As Stripes’ newsroom reported last week, shutting down Stars and Stripes is under consideration as the Pentagon faces the prospect of dramatic budget cuts. Silencing Stripes’ unique, independent voice is a very bad idea, even if the motives are pure – and that’s never a sure thing when money's on the table.
In the current fiscal climate, especially facing the continuing additional cuts from sequestration, a top-to-bottom review of DOD spending is to be expected.That's basic management. But it's also an environment that can invite a few well-placed people to work out their personal preferences. In Stripes' case, that could mean someone who doesn't like its reporting using the rationale of fiscal pressure to mask an entirely different intention -- to eliminate an irritant.
That shouldn't happen, but it's something to be watchful about.

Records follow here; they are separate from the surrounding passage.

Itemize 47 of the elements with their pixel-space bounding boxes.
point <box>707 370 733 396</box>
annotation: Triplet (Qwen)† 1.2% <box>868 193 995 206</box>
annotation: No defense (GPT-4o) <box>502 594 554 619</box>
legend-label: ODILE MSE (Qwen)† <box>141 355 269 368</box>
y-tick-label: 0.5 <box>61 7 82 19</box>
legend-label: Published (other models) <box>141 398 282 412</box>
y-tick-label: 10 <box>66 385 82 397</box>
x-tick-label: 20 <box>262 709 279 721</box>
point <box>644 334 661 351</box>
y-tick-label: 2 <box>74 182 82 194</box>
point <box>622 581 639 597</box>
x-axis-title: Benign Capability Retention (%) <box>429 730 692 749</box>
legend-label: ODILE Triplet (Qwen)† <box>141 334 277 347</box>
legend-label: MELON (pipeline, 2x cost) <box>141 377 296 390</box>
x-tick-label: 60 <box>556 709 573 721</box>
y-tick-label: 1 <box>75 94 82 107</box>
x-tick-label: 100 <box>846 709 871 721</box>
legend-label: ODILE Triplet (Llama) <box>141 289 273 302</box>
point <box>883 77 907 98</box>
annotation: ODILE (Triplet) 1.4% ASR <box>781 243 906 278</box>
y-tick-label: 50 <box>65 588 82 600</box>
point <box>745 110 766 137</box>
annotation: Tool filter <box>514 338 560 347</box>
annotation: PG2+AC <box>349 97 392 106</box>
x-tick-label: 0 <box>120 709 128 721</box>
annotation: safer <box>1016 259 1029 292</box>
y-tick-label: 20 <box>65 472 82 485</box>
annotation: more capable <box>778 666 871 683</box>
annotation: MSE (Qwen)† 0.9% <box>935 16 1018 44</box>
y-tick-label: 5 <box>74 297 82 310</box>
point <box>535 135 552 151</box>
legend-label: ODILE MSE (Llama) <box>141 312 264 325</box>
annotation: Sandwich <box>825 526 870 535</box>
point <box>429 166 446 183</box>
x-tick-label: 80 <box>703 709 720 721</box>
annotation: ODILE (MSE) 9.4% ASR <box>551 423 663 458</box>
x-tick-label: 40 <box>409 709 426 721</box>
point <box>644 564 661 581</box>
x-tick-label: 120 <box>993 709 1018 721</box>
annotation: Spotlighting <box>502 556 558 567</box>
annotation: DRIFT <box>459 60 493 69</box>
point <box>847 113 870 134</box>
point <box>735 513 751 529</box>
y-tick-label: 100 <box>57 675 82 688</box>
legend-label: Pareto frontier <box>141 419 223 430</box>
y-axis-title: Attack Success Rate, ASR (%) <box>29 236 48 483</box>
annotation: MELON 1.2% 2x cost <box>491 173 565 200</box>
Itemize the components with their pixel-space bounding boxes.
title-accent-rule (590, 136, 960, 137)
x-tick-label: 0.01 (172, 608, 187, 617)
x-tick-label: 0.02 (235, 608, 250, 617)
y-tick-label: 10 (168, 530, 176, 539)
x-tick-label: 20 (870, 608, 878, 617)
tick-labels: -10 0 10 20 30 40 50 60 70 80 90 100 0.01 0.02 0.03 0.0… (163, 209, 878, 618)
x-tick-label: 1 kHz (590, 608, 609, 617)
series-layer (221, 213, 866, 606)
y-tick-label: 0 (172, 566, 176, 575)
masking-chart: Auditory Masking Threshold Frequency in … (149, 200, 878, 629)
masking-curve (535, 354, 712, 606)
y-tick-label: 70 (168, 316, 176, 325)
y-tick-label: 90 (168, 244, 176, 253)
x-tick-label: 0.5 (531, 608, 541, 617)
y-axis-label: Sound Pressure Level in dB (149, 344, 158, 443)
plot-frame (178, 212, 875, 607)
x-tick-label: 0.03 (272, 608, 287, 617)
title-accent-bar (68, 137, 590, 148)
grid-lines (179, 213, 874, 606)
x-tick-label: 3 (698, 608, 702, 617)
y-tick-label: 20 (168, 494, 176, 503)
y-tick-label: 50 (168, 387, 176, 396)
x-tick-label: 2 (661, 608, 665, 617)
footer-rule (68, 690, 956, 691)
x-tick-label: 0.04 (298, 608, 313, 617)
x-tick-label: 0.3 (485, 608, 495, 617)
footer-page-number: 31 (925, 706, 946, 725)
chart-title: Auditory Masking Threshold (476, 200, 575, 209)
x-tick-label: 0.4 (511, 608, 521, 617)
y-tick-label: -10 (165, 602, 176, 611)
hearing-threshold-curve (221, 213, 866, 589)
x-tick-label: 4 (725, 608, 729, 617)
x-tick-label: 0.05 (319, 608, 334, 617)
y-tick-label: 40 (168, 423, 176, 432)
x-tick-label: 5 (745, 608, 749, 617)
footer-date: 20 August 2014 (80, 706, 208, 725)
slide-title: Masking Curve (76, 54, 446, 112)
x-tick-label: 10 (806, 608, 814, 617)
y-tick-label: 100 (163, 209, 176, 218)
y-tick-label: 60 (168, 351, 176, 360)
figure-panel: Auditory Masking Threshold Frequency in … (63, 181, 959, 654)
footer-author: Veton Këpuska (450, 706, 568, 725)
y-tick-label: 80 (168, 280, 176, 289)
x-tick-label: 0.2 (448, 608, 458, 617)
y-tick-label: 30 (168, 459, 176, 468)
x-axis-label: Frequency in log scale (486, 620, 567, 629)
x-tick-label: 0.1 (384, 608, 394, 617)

Good intentions or otherwise, Stars and Stripes shouldn't be on anybody's elimination list. Its independent and focused coverage is highly valued within the military community, based on my talks with service members around the world -- in every service, at many ranks -- and with family members, commanders and people in public affairs. As ombudsman, I listen to all voices, including the relative few who think Stripes should either fall in with the command message or go away. But those are far outnumbered by the readers who look forward to Stripes and rely on its independence.
Stripes' free press mission has mattered historically, it matters today and it will matter in years to come. Sequestration shouldn’t be used as cover to shut it down (or shut it up).